J’avais 18 ans quand le diagnostic de la « colopathie fonctionnelle », aujourd’hui appelée syndrome de l’intestin irritable, a été posé, mais j’ai commencé à souffrir de problèmes gastro-intestinaux dès l’âge de 16 ans.

Au fil des années, mes symptômes sont devenus quotidiens et m’ont beaucoup perturbée dans ma vie d’adolescente et de jeune adulte. Pour couronner le tout, je me sentais incomprise par mon entourage et mes médecins qui minimisaient cette maladie et accusaient « ma tête » d’en être la responsable. J’étais désespérée. Refusant d’appliquer le fameux précepte du « il faut vivre avec », j’ai passé des milliers d’heures plongée dans les livres et sur Internet et j’ai consulté de nombreux professionnels à la recherche de solutions pour soigner ce mal qui me gâchait la vie. J’ai pris des antispasmodiques, des antidiarrhéiques, des laxatifs, des antidépresseurs, des traitements homéopathiques. J’ai fait une psychothérapie, de l’acupuncture, de l’ostéopathie. J’ai vu un magnétiseur. Puis je me suis tournée vers les compléments alimentaires, les probiotiques et les remèdes phytothérapeutiques et homéopathiques. Rien ne me soulageait vraiment.

Entre la survenue de symptômes et la peur d’en avoir, je luttais tous les jours pour tenter d’avoir une vie normale. Tout était compliqué : sortir entre amis, voyager, faire des rencontres amoureuses, suivre des études et travailler.
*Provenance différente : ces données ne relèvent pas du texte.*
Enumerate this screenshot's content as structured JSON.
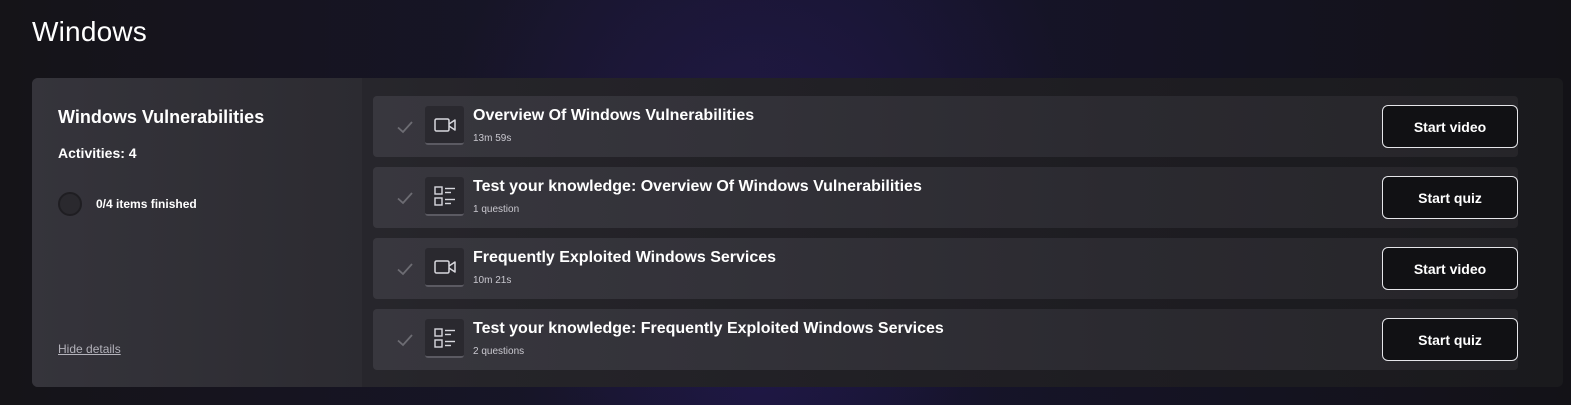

J’ai continué mes investigations et je me suis tournée vers l’alimentation. J’ai donc pris soin de bien équilibrer mes repas, j’ai évité les crudités, les choux, les légumineuses, le café. Toujours rien de probant. Alors j’ai entrepris plusieurs régimes : d’abord sans résidus, puis sans gluten et sans produits laitiers, enfin, j’ai évité de manger plus de quarante aliments qui étaient ressortis sur mon bilan d’intolérances au IgG. Rien non plus. Or, en 2009, à l’âge de 31 ans, je suis tombée sur une étude clinique publiée dans une grande revue scientifique médicale d’une équipe de chercheurs australiens, dirigée par le Docteur Sue Shepherd, prouvant l’efficacité d’un certain régime pauvre en FODMAPs.

Je l’ai suivi et au bout de quelques semaines : mes symptômes ont, en dehors d’événements stressants, pratiquement disparu.

Cela a révolutionné ma vie.

J’ai pu enfin sortir, faire des activités ou voyager normalement et j’ai changé de métier. Alors que j’étais chef de produits marketing dans un laboratoire parapharmaceutique, j’ai tout plaqué pour devenir diététicienne-nutritionniste et je me suis consacrée exclusivement aux maladies et troubles digestifs.

J’ai donc repris mes études et je suis partie me former au régime FODMAPs plusieurs mois aux côtés du Docteur Sue Shepherd à Melbourne, en Australie. À mon retour, j’ai ouvert le premier cabinet de diététique et nutrition français spécialisé en troubles digestifs et intolérances alimentaires, notamment en FODMAPS.

Aujourd’hui, je suis toujours autant passionnée par mon métier. La plus grande récompense est de pouvoir aider mes patients à retrouver, eux aussi, un bien-être digestif et une meilleure qualité de vie.

Le régime pauvre en FODMAPS a prouvé maintenant son efficacité pour soulager les ballonnements, les excès de flatulences, les douleurs abdominales, la diarrhée, la constipation et même la fatigue liés au syndrome de l’intestin irritable, seul ou associé à des maladies inflammatoires chroniques de l’intestin, à l’endométriose et aux coliques du nourrisson des bébés allaités. Je le constate tous les jours avec mes patients.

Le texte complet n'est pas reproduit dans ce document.